There is also less chance of repetitive strain injuries with powerlifting.
“Many gym-goers stick to higher reps at a lower weight thinking it’s safer for their sport, but most sports rely on high repetition of trained actions, so repetitive strain and general wear and tear is the real risk. It’s better to do less, more effective reps,” explains Dominic.
Lifting heavy weights in such a precise and controlled manner also improves body awareness generally, which helps to prevent injuries in all physical activities.
Dominic says that most powerlifters know that the slightest change, intentional or by mistake, in technique changes the outcome of a lift, and his awareness carries over into any other sport.
“For example, I’ve become much more aware of what my muscles should be doing when I run since I began powerlifting,” he says.
Low Volume of Training
The relatively low volume of training required to hold or improve maximum strength through powerlifting makes it fairly complementary to most sports as it doesn’t impact too heavily on your weekly training regime.

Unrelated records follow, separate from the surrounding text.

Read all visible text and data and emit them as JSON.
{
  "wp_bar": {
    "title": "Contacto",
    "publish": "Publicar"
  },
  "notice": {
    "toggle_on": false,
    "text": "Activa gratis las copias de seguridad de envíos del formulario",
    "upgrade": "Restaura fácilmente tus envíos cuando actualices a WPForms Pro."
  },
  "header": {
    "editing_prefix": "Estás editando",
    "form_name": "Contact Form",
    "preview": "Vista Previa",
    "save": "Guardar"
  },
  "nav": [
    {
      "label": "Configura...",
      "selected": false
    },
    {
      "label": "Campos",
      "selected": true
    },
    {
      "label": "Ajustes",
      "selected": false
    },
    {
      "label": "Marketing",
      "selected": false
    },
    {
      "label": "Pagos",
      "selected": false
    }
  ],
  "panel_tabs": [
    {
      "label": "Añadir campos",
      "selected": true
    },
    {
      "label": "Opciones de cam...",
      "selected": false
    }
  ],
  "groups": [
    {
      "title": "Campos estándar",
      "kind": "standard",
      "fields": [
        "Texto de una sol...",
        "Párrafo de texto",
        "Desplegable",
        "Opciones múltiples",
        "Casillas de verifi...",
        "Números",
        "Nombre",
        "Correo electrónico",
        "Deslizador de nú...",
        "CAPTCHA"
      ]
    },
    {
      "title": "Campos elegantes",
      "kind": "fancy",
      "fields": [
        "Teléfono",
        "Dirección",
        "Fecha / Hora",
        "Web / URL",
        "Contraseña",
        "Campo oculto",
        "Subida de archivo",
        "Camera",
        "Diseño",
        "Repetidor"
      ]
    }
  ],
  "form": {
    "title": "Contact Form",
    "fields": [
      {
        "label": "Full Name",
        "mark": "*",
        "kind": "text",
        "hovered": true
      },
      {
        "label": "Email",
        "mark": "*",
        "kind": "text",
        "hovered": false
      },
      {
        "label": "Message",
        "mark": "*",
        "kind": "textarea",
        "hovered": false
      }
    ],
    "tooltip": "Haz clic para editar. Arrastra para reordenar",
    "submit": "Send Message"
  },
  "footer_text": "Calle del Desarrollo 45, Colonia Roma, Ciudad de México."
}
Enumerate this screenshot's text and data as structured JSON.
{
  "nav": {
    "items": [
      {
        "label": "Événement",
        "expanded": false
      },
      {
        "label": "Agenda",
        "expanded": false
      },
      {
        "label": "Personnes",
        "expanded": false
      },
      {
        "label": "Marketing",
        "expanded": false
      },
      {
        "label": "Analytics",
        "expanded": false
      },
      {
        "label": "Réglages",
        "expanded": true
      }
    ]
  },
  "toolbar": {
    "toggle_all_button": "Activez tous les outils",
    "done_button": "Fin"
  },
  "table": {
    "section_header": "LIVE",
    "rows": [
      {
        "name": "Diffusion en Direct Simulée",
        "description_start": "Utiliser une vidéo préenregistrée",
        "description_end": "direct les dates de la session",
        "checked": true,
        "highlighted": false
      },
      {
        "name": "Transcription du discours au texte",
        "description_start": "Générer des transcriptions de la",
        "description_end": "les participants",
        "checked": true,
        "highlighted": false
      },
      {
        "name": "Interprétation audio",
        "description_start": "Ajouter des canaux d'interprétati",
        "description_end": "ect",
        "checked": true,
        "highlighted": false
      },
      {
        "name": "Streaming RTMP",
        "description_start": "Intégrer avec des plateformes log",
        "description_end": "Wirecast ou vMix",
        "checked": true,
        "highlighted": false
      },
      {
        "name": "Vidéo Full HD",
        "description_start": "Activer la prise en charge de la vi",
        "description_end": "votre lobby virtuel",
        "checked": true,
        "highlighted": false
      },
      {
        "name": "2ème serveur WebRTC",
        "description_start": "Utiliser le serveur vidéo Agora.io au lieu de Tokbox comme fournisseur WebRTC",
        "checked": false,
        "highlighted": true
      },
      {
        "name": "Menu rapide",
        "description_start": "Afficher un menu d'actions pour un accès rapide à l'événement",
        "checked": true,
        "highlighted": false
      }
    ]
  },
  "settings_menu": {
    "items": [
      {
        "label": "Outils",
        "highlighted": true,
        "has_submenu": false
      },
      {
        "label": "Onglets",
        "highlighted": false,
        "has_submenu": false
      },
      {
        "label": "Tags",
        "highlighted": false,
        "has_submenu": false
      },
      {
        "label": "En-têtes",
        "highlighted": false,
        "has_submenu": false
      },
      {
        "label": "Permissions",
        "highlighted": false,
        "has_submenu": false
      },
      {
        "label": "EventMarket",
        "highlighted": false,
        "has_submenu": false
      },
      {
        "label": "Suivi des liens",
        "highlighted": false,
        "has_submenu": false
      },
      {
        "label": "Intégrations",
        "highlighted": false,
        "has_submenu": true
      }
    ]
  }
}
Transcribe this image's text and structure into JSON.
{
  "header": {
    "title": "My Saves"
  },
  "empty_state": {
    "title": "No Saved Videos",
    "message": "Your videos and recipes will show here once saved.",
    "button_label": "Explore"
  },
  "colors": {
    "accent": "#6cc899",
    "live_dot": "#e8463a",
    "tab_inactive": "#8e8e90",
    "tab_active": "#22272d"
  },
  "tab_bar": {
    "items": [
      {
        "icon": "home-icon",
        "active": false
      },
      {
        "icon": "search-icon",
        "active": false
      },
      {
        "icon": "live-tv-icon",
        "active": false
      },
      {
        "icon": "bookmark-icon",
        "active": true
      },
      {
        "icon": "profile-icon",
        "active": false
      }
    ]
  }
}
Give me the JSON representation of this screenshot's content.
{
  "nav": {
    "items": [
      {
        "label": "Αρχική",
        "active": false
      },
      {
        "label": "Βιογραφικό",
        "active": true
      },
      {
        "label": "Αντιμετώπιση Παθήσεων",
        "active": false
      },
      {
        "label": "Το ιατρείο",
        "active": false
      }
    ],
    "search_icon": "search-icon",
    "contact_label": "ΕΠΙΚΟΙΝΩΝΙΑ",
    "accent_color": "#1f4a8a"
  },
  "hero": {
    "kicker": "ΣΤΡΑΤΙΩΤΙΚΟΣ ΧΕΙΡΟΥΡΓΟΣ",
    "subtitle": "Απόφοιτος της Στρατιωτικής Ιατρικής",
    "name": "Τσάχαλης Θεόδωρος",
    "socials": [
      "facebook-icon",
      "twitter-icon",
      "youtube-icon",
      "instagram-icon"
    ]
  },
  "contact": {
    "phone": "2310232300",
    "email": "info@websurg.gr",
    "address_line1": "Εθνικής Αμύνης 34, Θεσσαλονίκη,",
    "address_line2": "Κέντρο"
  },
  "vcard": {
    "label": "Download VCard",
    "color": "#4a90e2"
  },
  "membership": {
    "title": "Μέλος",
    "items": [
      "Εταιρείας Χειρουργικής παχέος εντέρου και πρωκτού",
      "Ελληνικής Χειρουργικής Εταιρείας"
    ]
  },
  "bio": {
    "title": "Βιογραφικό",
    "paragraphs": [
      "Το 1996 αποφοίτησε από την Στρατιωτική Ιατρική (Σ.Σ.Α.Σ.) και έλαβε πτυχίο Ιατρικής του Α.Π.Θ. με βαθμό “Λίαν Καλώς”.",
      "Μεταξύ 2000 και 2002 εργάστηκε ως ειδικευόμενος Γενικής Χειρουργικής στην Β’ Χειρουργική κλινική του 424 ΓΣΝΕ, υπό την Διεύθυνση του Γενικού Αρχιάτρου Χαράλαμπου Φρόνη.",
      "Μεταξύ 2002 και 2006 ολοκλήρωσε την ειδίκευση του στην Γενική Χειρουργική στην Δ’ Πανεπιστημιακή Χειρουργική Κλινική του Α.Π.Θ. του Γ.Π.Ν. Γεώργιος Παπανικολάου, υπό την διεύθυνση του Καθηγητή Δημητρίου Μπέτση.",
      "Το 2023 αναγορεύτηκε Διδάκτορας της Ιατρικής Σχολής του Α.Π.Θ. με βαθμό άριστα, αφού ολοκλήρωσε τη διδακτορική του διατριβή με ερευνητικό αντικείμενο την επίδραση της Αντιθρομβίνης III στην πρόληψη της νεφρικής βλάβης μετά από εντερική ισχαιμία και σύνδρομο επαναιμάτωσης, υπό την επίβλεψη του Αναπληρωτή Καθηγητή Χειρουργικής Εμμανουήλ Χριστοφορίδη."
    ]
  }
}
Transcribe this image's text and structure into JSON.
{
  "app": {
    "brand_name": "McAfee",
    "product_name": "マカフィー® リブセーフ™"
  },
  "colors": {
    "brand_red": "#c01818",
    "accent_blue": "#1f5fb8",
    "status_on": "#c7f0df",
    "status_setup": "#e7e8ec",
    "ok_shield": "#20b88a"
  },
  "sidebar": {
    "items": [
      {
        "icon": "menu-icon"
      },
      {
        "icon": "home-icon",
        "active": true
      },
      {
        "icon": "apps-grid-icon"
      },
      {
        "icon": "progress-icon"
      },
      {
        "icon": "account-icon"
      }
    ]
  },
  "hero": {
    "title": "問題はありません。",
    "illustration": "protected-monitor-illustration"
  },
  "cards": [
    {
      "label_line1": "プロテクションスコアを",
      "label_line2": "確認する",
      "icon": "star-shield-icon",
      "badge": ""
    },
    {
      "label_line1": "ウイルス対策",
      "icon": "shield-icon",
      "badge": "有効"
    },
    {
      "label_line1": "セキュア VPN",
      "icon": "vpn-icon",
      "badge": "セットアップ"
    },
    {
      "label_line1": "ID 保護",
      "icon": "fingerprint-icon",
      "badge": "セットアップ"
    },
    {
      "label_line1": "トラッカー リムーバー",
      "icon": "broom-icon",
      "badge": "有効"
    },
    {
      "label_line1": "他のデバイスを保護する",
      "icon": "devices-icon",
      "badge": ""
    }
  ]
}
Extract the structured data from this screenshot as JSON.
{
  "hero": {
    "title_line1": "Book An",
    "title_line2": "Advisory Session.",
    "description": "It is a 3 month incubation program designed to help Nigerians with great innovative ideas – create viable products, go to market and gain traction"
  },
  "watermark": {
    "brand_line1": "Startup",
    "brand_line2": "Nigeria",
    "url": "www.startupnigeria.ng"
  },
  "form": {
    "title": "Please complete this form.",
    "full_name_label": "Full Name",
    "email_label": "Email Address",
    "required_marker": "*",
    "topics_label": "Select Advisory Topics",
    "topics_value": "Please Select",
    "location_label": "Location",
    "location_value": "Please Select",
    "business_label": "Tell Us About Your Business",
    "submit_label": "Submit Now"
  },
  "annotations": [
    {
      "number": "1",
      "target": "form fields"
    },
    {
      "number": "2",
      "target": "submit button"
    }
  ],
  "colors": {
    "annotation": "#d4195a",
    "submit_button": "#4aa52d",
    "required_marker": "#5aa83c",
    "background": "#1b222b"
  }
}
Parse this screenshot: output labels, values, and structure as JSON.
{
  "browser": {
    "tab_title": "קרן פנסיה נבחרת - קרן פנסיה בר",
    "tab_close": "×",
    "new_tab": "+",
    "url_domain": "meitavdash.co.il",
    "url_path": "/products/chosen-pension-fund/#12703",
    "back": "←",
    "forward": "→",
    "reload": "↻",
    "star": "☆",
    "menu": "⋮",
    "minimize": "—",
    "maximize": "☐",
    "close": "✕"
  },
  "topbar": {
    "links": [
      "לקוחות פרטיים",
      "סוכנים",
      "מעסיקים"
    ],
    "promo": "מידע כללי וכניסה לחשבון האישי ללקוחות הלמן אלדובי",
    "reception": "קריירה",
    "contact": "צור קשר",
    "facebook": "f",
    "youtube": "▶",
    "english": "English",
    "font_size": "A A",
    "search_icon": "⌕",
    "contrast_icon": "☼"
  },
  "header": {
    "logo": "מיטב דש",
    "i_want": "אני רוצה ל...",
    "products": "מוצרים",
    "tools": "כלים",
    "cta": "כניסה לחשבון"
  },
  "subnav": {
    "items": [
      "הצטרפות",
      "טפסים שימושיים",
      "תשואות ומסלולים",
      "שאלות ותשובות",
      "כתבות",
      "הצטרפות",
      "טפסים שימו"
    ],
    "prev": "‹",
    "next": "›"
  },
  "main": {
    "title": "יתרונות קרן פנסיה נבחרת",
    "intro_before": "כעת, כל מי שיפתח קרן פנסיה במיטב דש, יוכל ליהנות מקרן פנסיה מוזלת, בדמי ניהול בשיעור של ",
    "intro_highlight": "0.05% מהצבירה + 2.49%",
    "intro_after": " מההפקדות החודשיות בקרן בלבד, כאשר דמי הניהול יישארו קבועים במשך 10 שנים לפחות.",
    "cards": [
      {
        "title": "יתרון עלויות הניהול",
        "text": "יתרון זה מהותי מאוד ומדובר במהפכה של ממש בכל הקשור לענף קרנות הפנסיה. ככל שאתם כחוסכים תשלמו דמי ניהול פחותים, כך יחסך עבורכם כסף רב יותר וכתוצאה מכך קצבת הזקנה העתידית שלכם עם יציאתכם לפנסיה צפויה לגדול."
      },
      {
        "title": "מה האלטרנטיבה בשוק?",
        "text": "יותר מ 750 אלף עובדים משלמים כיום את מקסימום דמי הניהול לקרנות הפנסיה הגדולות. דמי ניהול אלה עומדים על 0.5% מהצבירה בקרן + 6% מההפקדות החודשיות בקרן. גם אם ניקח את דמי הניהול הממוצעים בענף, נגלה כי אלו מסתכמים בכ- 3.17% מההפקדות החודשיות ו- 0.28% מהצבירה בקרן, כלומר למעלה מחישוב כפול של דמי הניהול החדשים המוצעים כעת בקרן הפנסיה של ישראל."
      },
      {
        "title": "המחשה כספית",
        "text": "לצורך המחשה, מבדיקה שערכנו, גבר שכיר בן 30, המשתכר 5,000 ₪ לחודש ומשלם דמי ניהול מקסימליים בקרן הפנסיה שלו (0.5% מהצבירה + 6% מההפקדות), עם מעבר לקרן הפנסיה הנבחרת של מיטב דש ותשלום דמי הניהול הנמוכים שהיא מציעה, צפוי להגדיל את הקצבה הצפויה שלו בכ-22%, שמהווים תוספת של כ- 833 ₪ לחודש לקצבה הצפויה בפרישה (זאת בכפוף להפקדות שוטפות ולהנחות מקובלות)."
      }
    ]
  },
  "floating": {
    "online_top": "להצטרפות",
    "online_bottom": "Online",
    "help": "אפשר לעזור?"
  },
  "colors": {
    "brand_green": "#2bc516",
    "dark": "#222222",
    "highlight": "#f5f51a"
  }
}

At the elite and professional levels, many sports have long used powerlifting movements like squat, bench press deadlift and/or assistance movements like front squats, hang cleans and single-arm dumbbell rows built into programs that go through strength, power/speed and, in some cases, hypertrophy phases.
Dominic explains that it’s all about adjusting the volume (total work done) and intensity so that you’re not overtrained. It can even work well for endurance sports.
“For five months now I’ve trained running three times a week and strength three times a week, and that was after a long lay-off from running and two torn hamstring tendons. My running just keeps on improving and now I’m running up to 45km on trails at a time.”
Powerlifting Into Your Training
Here are Dominic’s top tips for gradually introducing powerlifting techniques into an existing training regime:
- It’s best to get some instruction on technique first and start at a time that’s not going to interfere too heavily with your other sports and activities e.g. don’t start powerlifting training in the lead up to your footy finals.
- Lead in gradually – even more advanced powerlifting programs have what’s called a ‘ramp’ phase at the start of a training cycle. The strain on both body and mind is different when you go from lifting a weight you can do for 10 reps to lifting a weight you can lift for five – then lifting for three reps and a maximum single are very different again.
- Good core strength and balance are essential for lifting heavy free weights with reasonable speed. You can work on this first with exercises such as overhead squats (very light!), medicine ball throws from a kneeling position, get-ups/Turkish get-ups and kettlebell work on two legs first, then one leg.
- When you lift heavy weights, it’s vital to get your body position (the ‘set-up’) right before you start to lift. There’s no one-size-fits-all way to set up since one lifter may be biomechanically different to another. Again, this is where some initial advice on technique is important.